# Deep Learning

La première étape intermédiaire de notre projet est d'utiliser les algorithmes ci-dessous sur le célébre dataset CIFAR-10.

Les algorithmes à étudier :

**Modèles précédents**
- Modèle Linéaire
- Perceptron Multicouches

**Nouveaux modèles**
- Conv Net(s)
- ResNets / HighwayNets - RNN(s)

Pour chacun des algorithmes cités, il faut :
1. L'influence de tous les hyperparamètres des modèles
    - Structure
    - Fonctions d'activations
    - etc.
2. Les paramètres des algorithmes d'apprentissages
    - Learning Rate
    - Momentum
    - etc.

----

In [172]:
import os
import numpy as np
from numpy.random import seed
import tensorflow as tf
from tensorflow.keras.layers import Flatten, Dense, Conv2D, BatchNormalization, Input
from tensorflow.keras.losses import categorical_crossentropy
from tensorflow.keras.metrics import categorical_accuracy
from tensorflow.keras.optimizers import SGD
from tensorflow.keras.activations import relu, softmax, tanh
from tensorflow.keras.initializers import he_normal, glorot_uniform
from tensorflow.keras.utils import to_categorical
from tensorflow.keras.datasets import cifar10
from tensorflow.keras.callbacks import TensorBoard
from tensorflow.keras.models import Model, load_model
from tensorflow.keras.regularizers import l2
from tensorflow.random import set_seed

In [154]:
print("Version de TensorFlow :", tf.__version__)
print("Nom du GPU :", tf.test.gpu_device_name())
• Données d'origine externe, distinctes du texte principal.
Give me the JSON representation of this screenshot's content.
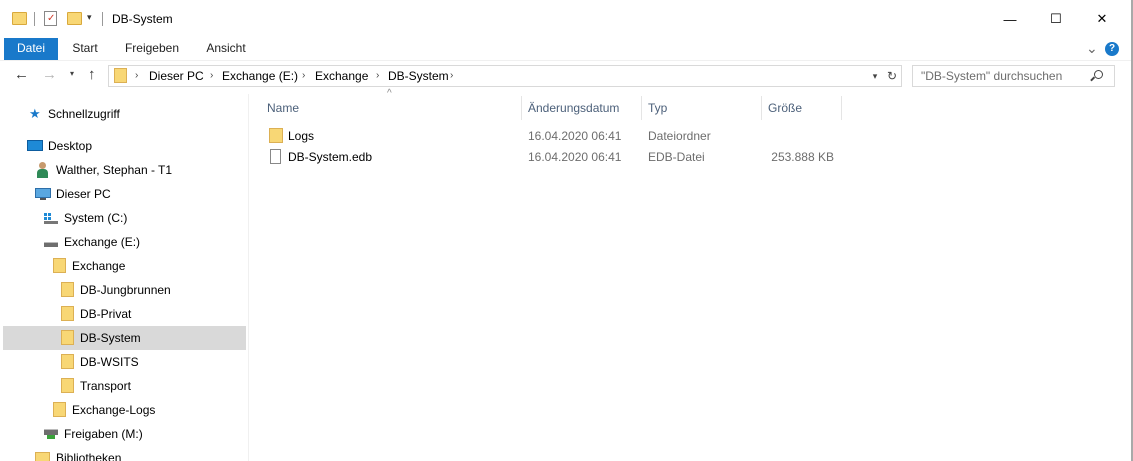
{
  "window": {
    "title": "DB-System",
    "minimize_glyph": "—",
    "maximize_glyph": "☐",
    "close_glyph": "✕"
  },
  "ribbon": {
    "tabs": [
      {
        "label": "Datei"
      },
      {
        "label": "Start"
      },
      {
        "label": "Freigeben"
      },
      {
        "label": "Ansicht"
      }
    ],
    "expand_glyph": "⌄",
    "help_glyph": "?"
  },
  "address": {
    "crumbs": [
      "Dieser PC",
      "Exchange (E:)",
      "Exchange",
      "DB-System"
    ],
    "search_placeholder": "\"DB-System\" durchsuchen"
  },
  "nav": {
    "items": [
      {
        "label": "Schnellzugriff",
        "icon": "star-icon"
      },
      {
        "label": "Desktop",
        "icon": "desktop-icon"
      },
      {
        "label": "Walther, Stephan - T1",
        "icon": "user-icon"
      },
      {
        "label": "Dieser PC",
        "icon": "computer-icon"
      },
      {
        "label": "System (C:)",
        "icon": "windows-drive-icon"
      },
      {
        "label": "Exchange (E:)",
        "icon": "drive-icon"
      },
      {
        "label": "Exchange",
        "icon": "folder-icon"
      },
      {
        "label": "DB-Jungbrunnen",
        "icon": "folder-icon"
      },
      {
        "label": "DB-Privat",
        "icon": "folder-icon"
      },
      {
        "label": "DB-System",
        "icon": "folder-icon",
        "selected": true
      },
      {
        "label": "DB-WSITS",
        "icon": "folder-icon"
      },
      {
        "label": "Transport",
        "icon": "folder-icon"
      },
      {
        "label": "Exchange-Logs",
        "icon": "folder-icon"
      },
      {
        "label": "Freigaben (M:)",
        "icon": "network-drive-icon"
      },
      {
        "label": "Bibliotheken",
        "icon": "library-icon"
      }
    ]
  },
  "list": {
    "columns": [
      "Name",
      "Änderungsdatum",
      "Typ",
      "Größe"
    ],
    "rows": [
      {
        "name": "Logs",
        "date": "16.04.2020 06:41",
        "type": "Dateiordner",
        "size": "",
        "icon": "folder-icon"
      },
      {
        "name": "DB-System.edb",
        "date": "16.04.2020 06:41",
        "type": "EDB-Datei",
        "size": "253.888 KB",
        "icon": "file-icon"
      }
    ],
    "sort_glyph": "^"
  },
  "colors": {
    "accent": "#1979ca",
    "selected_bg": "#d9d9d9",
    "folder": "#f8d775",
    "header_text": "#4c607a"
  }
}
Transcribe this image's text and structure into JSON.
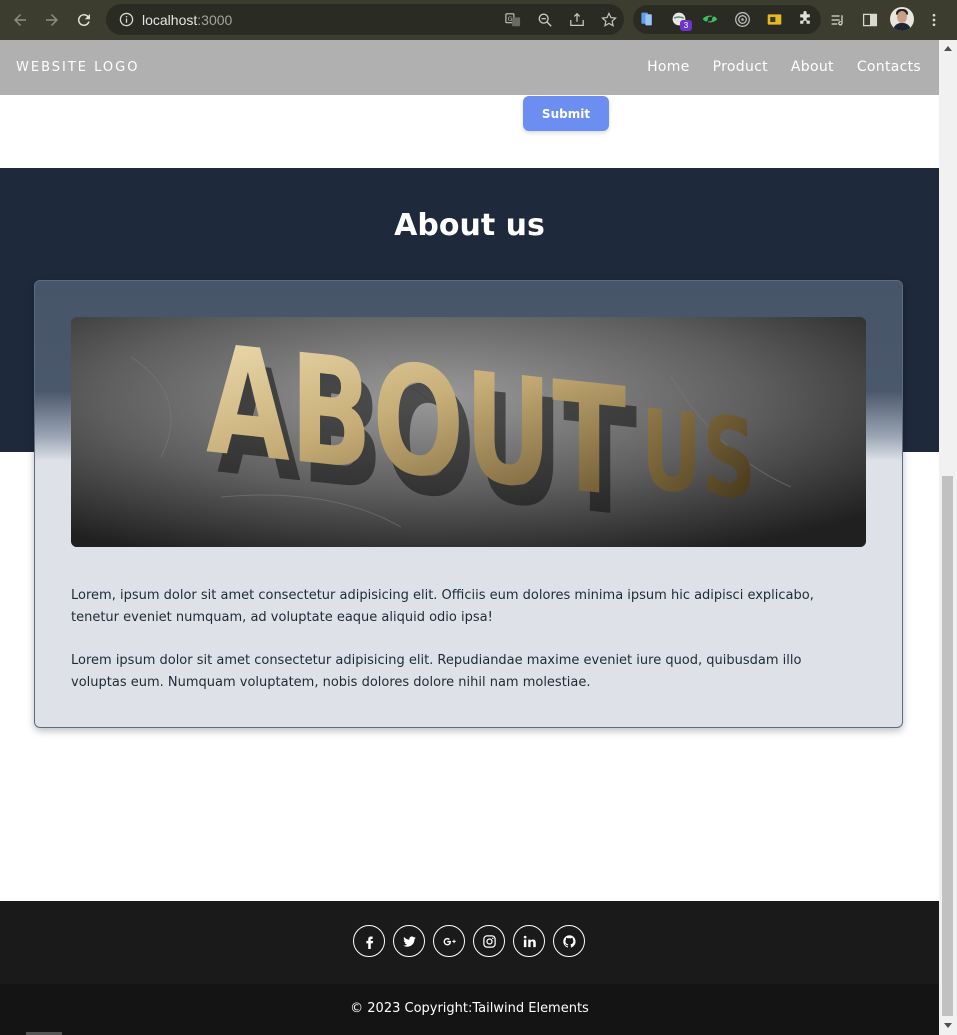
{
  "browser": {
    "url_host": "localhost",
    "url_port": ":3000",
    "extension_badge": "3"
  },
  "navbar": {
    "logo": "WEBSITE LOGO",
    "items": [
      "Home",
      "Product",
      "About",
      "Contacts"
    ]
  },
  "form": {
    "submit_label": "Submit"
  },
  "about": {
    "title": "About us",
    "image_text": "ABOUT US",
    "paragraphs": [
      "Lorem, ipsum dolor sit amet consectetur adipisicing elit. Officiis eum dolores minima ipsum hic adipisci explicabo, tenetur eveniet numquam, ad voluptate eaque aliquid odio ipsa!",
      "Lorem ipsum dolor sit amet consectetur adipisicing elit. Repudiandae maxime eveniet iure quod, quibusdam illo voluptas eum. Numquam voluptatem, nobis dolores dolore nihil nam molestiae."
    ]
  },
  "footer": {
    "social_icons": [
      "facebook-icon",
      "twitter-icon",
      "google-plus-icon",
      "instagram-icon",
      "linkedin-icon",
      "github-icon"
    ],
    "copyright": "© 2023 Copyright:Tailwind Elements"
  },
  "colors": {
    "navbar_bg": "#b0b0b0",
    "about_band": "#1e293b",
    "submit_bg": "#6b8ef0",
    "footer_bg": "#1a1a1a"
  }
}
tf.keras.backend.clear_session()
tf.config.optimizer.set_jit(False)

Version de TensorFlow : 2.6.0
Nom du GPU : /device:GPU:0


2021-12-17 00:14:17.708714: I tensorflow/core/common_runtime/pluggable_device/pluggable_device_factory.cc:305] Could not identify NUMA node of platform GPU ID 0, defaulting to 0. Your kernel may not have been built with NUMA support.
2021-12-17 00:14:17.709113: I tensorflow/core/common_runtime/pluggable_device/pluggable_device_factory.cc:271] Created TensorFlow device (/device:GPU:0 with 0 MB memory) -> physical PluggableDevice (device: 0, name: METAL, pci bus id: <undefined>)


## Importation du dataset

In [None]:
(x_train, y_train), (x_test, y_test) = cifar10.load_data()

In [None]:
NUM_CLASSES = 10
IMG_SIZE = x_train[0].shape

In [None]:
x_train = x_train.astype('float32') / 256
x_test = x_test.astype('float32') / 256

y_train = to_categorical(y_train, num_classes=NUM_CLASSES)
y_test = to_categorical(y_test, num_classes=NUM_CLASSES)

In [None]:
LOG_DIR = os.path.join("logs")

## Fixer les seeds

In [None]:
set_seed(42) # TensorFlow
seed(42) # NumPy

# Modèle linéaire

In [None]:
EPOCHS = 30
SHUFFLE = True

## Trouver le meilleur modèle

In [157]:
def linear_model(activation_function, kernel_initializer, learning_rate, momentum, batch_size, version=''):
    input_layer = Input(shape=(32, 32, 3))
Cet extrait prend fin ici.